Am schönsten Tage wirst Du mir alljährlich neu geboren,
als Weihnachtsstern in einem feindlich dunklen Nebelland.
Solange Du mir leuchtest, habe ich ja nichts verloren,
als dass man mich aus Deinem milden Licht verbannt!

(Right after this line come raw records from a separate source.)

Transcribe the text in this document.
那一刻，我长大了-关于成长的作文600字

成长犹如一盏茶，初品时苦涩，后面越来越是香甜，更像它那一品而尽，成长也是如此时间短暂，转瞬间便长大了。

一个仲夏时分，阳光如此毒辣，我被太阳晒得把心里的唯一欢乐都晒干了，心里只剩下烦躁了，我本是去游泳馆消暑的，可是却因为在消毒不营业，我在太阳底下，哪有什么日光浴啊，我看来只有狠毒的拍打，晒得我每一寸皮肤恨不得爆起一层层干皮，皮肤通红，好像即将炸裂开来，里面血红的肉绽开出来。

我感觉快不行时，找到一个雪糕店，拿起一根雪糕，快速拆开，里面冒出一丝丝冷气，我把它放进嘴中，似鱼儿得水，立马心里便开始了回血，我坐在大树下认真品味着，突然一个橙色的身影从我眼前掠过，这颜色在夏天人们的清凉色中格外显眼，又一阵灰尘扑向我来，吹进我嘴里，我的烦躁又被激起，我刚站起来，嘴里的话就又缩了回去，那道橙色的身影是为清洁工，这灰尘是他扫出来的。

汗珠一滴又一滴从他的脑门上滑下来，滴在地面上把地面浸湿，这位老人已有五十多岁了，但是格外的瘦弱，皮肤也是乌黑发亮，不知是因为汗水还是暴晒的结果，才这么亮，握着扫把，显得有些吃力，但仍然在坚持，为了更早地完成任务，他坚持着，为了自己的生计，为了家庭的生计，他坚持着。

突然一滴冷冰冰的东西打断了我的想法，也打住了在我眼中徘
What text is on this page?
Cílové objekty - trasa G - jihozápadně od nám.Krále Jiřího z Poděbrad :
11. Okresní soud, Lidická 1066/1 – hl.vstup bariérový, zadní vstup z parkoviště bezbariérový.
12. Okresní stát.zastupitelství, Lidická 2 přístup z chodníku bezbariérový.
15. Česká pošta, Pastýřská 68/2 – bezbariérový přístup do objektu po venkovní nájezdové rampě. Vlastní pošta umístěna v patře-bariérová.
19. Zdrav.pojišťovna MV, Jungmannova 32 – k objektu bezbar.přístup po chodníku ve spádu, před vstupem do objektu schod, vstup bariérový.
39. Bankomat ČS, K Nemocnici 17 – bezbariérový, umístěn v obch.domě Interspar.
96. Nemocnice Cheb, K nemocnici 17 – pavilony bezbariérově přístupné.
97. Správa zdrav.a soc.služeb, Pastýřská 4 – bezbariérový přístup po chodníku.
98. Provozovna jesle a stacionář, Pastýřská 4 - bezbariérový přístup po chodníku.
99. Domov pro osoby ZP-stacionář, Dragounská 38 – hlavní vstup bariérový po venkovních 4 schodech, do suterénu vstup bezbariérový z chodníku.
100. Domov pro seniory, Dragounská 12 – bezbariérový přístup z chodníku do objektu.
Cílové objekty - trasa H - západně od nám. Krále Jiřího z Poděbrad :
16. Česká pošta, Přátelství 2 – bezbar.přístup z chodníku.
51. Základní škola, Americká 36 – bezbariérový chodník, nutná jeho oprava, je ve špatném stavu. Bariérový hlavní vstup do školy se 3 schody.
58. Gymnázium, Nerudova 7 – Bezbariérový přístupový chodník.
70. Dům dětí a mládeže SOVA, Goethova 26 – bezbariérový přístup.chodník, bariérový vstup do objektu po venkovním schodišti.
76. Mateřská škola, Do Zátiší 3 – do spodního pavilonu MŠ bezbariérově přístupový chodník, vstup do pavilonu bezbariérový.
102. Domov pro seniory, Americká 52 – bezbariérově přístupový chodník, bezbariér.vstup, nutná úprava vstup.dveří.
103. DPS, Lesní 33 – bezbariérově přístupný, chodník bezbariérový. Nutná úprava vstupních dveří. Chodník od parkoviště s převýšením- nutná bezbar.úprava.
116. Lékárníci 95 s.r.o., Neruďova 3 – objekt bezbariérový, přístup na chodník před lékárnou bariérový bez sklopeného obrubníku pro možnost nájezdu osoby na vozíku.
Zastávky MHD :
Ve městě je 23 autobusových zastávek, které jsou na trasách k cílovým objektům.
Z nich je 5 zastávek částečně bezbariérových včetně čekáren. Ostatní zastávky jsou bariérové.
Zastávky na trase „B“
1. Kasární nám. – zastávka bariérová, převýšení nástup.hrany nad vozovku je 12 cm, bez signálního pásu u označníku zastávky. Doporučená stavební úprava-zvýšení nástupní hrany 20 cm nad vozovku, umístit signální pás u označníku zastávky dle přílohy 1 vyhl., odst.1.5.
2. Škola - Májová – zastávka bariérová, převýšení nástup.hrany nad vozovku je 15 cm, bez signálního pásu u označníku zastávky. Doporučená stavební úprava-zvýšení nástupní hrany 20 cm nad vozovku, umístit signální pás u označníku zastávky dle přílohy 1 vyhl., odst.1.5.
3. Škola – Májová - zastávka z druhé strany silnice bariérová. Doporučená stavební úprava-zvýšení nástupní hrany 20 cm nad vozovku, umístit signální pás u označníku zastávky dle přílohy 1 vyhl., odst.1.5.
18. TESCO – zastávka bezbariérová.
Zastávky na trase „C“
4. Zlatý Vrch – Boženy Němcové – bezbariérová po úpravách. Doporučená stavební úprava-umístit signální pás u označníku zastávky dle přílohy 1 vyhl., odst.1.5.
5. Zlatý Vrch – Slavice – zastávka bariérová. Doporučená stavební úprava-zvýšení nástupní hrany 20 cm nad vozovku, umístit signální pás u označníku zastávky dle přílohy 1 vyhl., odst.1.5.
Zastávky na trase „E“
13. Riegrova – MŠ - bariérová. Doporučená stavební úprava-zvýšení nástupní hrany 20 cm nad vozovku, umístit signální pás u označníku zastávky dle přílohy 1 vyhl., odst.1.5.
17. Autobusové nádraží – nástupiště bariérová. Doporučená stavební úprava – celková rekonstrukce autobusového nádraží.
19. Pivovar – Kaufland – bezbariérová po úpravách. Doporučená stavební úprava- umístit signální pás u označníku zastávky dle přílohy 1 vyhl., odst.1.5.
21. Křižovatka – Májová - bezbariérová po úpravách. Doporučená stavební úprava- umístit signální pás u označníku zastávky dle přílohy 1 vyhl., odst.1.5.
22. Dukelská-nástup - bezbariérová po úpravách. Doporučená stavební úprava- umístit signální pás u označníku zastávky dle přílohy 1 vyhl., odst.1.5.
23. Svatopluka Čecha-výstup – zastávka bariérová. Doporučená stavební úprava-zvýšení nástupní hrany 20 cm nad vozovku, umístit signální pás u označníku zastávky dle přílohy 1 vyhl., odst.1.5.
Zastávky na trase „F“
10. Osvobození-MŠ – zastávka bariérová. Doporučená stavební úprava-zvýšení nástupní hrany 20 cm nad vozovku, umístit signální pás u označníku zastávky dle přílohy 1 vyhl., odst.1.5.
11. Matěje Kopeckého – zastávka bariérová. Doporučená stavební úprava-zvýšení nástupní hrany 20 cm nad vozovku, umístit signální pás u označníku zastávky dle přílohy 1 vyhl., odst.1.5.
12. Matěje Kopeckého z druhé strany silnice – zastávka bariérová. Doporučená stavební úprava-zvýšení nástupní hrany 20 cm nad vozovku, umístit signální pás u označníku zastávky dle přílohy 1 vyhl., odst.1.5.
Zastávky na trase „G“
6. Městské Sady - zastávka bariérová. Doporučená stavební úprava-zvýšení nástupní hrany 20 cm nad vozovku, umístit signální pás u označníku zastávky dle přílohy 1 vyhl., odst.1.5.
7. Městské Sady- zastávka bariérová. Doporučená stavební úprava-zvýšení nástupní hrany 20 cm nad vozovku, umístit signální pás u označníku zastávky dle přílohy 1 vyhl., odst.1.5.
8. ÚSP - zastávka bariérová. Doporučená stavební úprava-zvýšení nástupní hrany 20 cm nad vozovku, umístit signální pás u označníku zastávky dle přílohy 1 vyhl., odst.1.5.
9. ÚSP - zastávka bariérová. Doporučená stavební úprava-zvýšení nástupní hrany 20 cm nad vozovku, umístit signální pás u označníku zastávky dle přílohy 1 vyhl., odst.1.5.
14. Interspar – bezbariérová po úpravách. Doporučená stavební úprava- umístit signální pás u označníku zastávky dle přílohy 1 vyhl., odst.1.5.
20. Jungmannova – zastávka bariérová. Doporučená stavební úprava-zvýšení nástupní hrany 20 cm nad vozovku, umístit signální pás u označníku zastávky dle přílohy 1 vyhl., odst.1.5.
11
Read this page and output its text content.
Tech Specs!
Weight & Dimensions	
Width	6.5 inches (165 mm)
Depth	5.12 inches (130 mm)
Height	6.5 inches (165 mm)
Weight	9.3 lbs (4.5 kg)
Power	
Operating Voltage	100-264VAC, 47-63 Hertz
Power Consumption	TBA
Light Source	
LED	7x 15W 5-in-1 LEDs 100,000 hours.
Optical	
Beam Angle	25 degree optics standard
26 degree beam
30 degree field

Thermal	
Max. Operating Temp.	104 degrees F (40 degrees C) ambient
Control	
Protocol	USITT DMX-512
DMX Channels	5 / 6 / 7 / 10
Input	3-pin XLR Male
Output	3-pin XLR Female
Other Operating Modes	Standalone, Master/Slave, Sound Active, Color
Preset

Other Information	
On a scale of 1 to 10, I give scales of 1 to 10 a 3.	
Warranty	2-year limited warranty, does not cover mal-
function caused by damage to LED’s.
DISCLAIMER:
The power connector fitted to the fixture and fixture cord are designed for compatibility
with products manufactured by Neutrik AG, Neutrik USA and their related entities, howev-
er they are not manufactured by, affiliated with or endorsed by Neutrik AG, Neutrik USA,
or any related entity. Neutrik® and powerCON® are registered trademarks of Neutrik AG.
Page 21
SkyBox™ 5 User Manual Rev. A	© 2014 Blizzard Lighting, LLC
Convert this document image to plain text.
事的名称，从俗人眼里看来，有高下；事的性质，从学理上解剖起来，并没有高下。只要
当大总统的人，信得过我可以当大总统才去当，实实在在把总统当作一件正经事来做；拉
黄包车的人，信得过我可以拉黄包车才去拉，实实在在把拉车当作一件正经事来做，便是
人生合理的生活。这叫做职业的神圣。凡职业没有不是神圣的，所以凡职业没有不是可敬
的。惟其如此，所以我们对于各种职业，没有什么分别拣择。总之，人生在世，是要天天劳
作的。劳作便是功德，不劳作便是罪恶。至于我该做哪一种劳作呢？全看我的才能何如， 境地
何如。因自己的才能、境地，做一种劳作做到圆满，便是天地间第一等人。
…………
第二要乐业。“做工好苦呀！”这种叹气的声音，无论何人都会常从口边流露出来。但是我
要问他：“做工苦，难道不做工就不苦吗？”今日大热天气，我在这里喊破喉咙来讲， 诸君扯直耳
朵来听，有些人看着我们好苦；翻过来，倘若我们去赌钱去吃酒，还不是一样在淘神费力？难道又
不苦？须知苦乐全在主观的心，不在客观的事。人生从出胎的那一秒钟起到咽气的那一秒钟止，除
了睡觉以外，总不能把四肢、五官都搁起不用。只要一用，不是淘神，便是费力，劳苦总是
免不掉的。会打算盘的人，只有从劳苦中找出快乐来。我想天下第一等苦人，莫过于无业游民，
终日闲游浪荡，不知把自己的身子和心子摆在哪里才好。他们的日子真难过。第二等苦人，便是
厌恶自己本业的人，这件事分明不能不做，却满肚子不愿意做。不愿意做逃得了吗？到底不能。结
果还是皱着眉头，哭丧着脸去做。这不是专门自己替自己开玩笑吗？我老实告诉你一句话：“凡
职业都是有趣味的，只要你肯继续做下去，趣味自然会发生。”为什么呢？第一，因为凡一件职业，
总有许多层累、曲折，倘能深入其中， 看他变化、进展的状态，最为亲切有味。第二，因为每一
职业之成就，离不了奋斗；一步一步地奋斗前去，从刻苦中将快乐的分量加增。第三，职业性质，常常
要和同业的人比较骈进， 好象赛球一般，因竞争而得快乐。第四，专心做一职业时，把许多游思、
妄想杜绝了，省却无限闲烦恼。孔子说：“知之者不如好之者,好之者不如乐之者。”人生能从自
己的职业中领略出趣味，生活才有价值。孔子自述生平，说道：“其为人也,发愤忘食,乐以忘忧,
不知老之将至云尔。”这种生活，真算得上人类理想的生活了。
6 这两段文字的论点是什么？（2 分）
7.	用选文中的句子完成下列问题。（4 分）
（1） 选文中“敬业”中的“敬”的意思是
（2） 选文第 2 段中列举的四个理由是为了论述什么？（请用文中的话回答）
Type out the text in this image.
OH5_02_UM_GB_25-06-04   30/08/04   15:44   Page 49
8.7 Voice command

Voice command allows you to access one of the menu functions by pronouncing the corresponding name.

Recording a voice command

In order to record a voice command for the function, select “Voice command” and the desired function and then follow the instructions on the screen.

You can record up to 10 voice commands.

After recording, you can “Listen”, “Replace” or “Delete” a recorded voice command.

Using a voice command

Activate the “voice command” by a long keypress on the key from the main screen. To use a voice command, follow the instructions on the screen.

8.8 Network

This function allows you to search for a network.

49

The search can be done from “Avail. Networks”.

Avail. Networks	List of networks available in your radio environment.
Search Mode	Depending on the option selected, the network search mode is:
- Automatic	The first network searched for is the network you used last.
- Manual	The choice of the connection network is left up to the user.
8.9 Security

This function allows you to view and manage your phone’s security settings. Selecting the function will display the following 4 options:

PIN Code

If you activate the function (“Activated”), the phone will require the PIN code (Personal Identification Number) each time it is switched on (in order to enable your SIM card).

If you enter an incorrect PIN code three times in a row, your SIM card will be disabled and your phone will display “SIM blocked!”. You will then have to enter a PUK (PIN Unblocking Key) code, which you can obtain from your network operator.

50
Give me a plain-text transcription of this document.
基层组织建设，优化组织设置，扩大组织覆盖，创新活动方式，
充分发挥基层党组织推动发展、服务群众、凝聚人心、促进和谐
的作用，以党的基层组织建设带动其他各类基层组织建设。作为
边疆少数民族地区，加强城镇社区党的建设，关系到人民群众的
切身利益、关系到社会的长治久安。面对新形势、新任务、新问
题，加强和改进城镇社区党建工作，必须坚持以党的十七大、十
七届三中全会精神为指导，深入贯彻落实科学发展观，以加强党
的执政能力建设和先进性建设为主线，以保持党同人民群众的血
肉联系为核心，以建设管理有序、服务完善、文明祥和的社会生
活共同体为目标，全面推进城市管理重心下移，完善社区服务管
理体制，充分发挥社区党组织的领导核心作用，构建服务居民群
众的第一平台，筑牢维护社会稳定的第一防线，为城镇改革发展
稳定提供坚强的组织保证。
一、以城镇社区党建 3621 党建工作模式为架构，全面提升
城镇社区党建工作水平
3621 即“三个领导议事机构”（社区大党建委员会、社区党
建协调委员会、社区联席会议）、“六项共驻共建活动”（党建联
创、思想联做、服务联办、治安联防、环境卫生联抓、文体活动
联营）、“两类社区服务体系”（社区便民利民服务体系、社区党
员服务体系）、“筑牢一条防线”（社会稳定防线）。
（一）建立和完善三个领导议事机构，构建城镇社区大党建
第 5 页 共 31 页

Nimm, Trösterin vor meines Fegefeuers Toren,
das alles hin, was ich noch zu verschenken fand:
Mein volles Herz, das ich als arme Gabe Dir erkoren,
weil ich so arm bin! Weil so leer ist die entblößte Hand!
Kurt Finkenstein, aus einem Brief an Käte Westhoff, Kassel-Wehlheiden, den 4. Advent 1938; in: Briefe aus der Haft 1935 – 1943, herausgegeben, kommentiert und eingeleitet von Dietfrid Krause-Vilmar, Mitarbeit: Susanne Schneider; 1. Auflage, Verlag Winfried Jenior, Kassel 2001
Kurt Finkenstein wurde als Sohn eines deutschen Offiziers und einer polnischen Jüdin am 27.3.1893 in Straßburg geboren. Seine pazifistische Gesinnung und literarische Interessen führten ihn zur Mitarbeit an der Zeitschrift. "Die Aktion" (Hg. Franz Pfemfert). 1935 wurde er gemeinsam mit seiner Lebensgefährtin Käte Westhoff verhaftet. Mehr als 27 Monate war er in Kasseler Gefängnissen in Untersuchungshaft; im November 1937 wurde er zu siebeneinhalb Jahren Zuchthaus wegen "Vorbereitung zum Hochverrat" verurteilt. Käte Westhoff wurde nach ihrem Freispruch 1937 in das (Frauen-)KZ Moringen, von dort in das KZ Lichtenburg gebracht. In der Gefangenschaft erfuhr Finkenstein vom Tod seiner früheren Frau und seiner beiden Söhne, die als Soldaten in Russland ihr Leben ließen. Am letzten Tage der Verbüßung der Zuchthausstrafe wurde er von der Gestapo in Schutzhaft genommen und erneut nach Breitenau, später von dort nach Auschwitz deportiert, wo er am 29. Januar 1944 ums Leben kam.